The sad side of medical missions
Today we lost two patients, a newborn who required surgery immediately following birth (a surgery we are not equipped or staffed to perform) and an older man with pneumonia who was brought for help too late for the medications to have time to be effective. This was one of those difficult days that I thought about months ago--knowing I'd be emotional with losses. Tonight their families grieve and I ponder their unnecessary deaths.
This newborn had Gastroschisis.
The surgical team: Julie held "retractors" and Dr Rob, over two patient hours, pushed the intestines back into the abdominal cavity through the small hole in the abdominal wall that had allowed them to come out in utero. I decompressed the badly swollen bowel by providing suction through a naso-gastric tube with a syringe attached to it. Kurase (the clinic guard) heated water in a tea kettle to warm clothes to keep the infant from becoming too chilled from the exposure. Masir, (community health care worker) brought supplies to us as we needed them and provided translation to the family who was standing around us watching the procedure.
This is the infant just after Dr Rob was able to get the digestive system pushed back through the small hole in his abdomen. The hemostats kept the intestines from coming out again until it was appropriate for the hole to be sutured closed.
This "incubator" made of a plastic crate and bottles full of hot water under blankets kept the newborn warm enough to survive the night while we prayed for God to wake up the too quiet digestive system so that he could live.

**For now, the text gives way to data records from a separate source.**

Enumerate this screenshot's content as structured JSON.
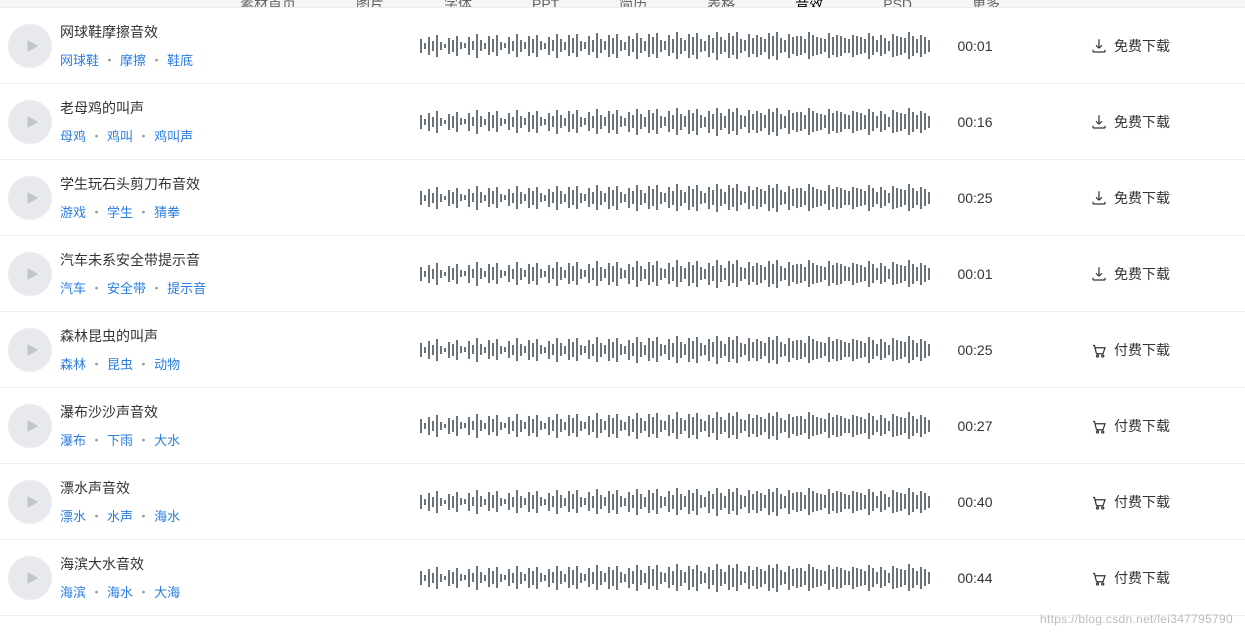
{
  "nav": {
    "items": [
      "素材首页",
      "图片",
      "字体",
      "PPT",
      "简历",
      "表格",
      "音效",
      "PSD",
      "更多"
    ],
    "active_index": 6
  },
  "download": {
    "free": "免费下载",
    "paid": "付费下载"
  },
  "watermark": "https://blog.csdn.net/lei347795790",
  "items": [
    {
      "title": "网球鞋摩擦音效",
      "tags": [
        "网球鞋",
        "摩擦",
        "鞋底"
      ],
      "duration": "00:01",
      "paid": false
    },
    {
      "title": "老母鸡的叫声",
      "tags": [
        "母鸡",
        "鸡叫",
        "鸡叫声"
      ],
      "duration": "00:16",
      "paid": false
    },
    {
      "title": "学生玩石头剪刀布音效",
      "tags": [
        "游戏",
        "学生",
        "猜拳"
      ],
      "duration": "00:25",
      "paid": false
    },
    {
      "title": "汽车未系安全带提示音",
      "tags": [
        "汽车",
        "安全带",
        "提示音"
      ],
      "duration": "00:01",
      "paid": false
    },
    {
      "title": "森林昆虫的叫声",
      "tags": [
        "森林",
        "昆虫",
        "动物"
      ],
      "duration": "00:25",
      "paid": true
    },
    {
      "title": "瀑布沙沙声音效",
      "tags": [
        "瀑布",
        "下雨",
        "大水"
      ],
      "duration": "00:27",
      "paid": true
    },
    {
      "title": "漂水声音效",
      "tags": [
        "漂水",
        "水声",
        "海水"
      ],
      "duration": "00:40",
      "paid": true
    },
    {
      "title": "海滨大水音效",
      "tags": [
        "海滨",
        "海水",
        "大海"
      ],
      "duration": "00:44",
      "paid": true
    }
  ],
  "wave_bars": [
    14,
    6,
    18,
    10,
    22,
    8,
    4,
    16,
    12,
    20,
    7,
    5,
    18,
    9,
    24,
    11,
    6,
    19,
    13,
    21,
    8,
    5,
    17,
    10,
    23,
    12,
    7,
    20,
    14,
    22,
    9,
    6,
    18,
    11,
    24,
    13,
    8,
    21,
    15,
    23,
    10,
    7,
    19,
    12,
    25,
    14,
    9,
    22,
    16,
    24,
    11,
    8,
    20,
    13,
    26,
    15,
    10,
    23,
    17,
    25,
    12,
    9,
    21,
    14,
    27,
    16,
    11,
    24,
    18,
    26,
    13,
    10,
    22,
    15,
    28,
    17,
    12,
    25,
    19,
    27,
    14,
    11,
    23,
    16,
    22,
    18,
    13,
    26,
    20,
    28,
    15,
    12,
    24,
    17,
    20,
    19,
    14,
    27,
    21,
    18,
    16,
    13,
    25,
    18,
    22,
    20,
    15,
    14,
    22,
    19,
    17,
    14,
    26,
    19,
    12,
    21,
    16,
    10,
    23,
    20,
    18,
    15,
    27,
    20,
    14,
    22,
    17,
    12
  ]
}
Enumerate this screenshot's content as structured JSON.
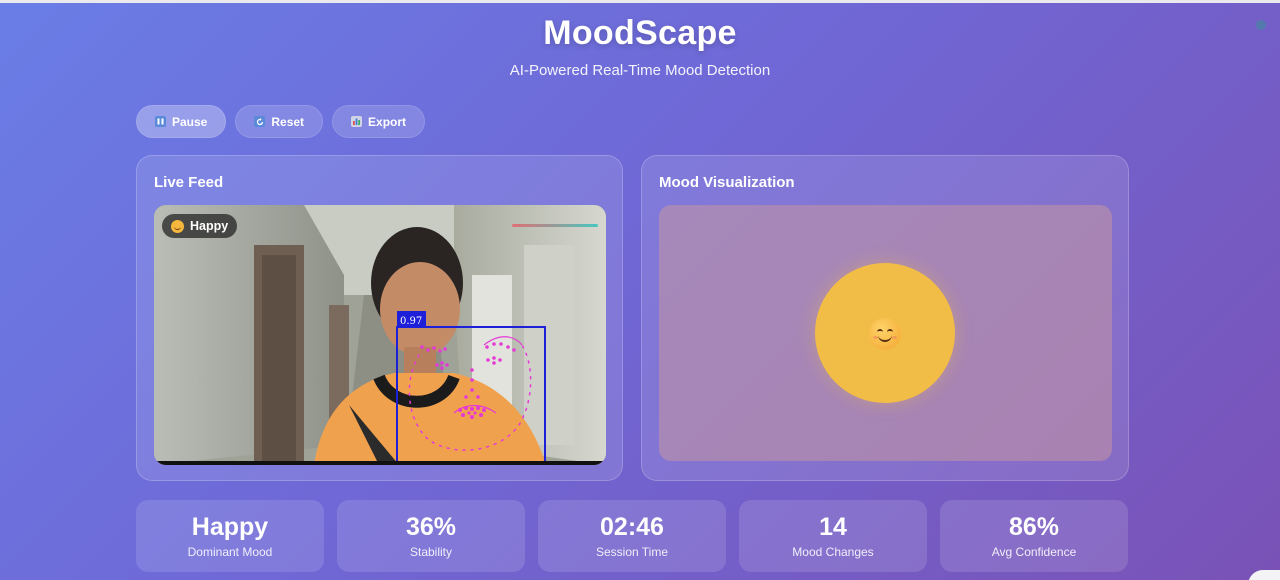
{
  "app": {
    "title": "MoodScape",
    "subtitle": "AI-Powered Real-Time Mood Detection"
  },
  "controls": [
    {
      "label": "Pause",
      "icon": "pause-icon"
    },
    {
      "label": "Reset",
      "icon": "reset-icon"
    },
    {
      "label": "Export",
      "icon": "chart-icon"
    }
  ],
  "live_feed": {
    "title": "Live Feed",
    "mood_badge": "Happy",
    "detection_confidence": "0.97"
  },
  "mood_visualization": {
    "title": "Mood Visualization",
    "orb_color": "#f1bd47",
    "emoji": "smiling-face"
  },
  "stats": [
    {
      "value": "Happy",
      "label": "Dominant Mood"
    },
    {
      "value": "36%",
      "label": "Stability"
    },
    {
      "value": "02:46",
      "label": "Session Time"
    },
    {
      "value": "14",
      "label": "Mood Changes"
    },
    {
      "value": "86%",
      "label": "Avg Confidence"
    }
  ]
}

The following morning his mother was able to hold him and breast feed him, but he died in the afternoon. In a hospital setting his chances of surviving this congenital defect would have been excellent, but we do not have the capabilities of providing the extent and quality of care that he needed. We take comfort in the fact that the new parents were able to hold the infant for several hours as a "normal" baby. When he was born with the intestines outside his body, they were swollen to about 1/2 of his body mass and it was probably frightening to them.
He was born at home and brought to us immediately by the father and some other family members. The mother arrived about a half hour after them. She walked over an hour--after giving birth--to be with the newborn at the clinic. We pray that God used us to show His love and grace to the family.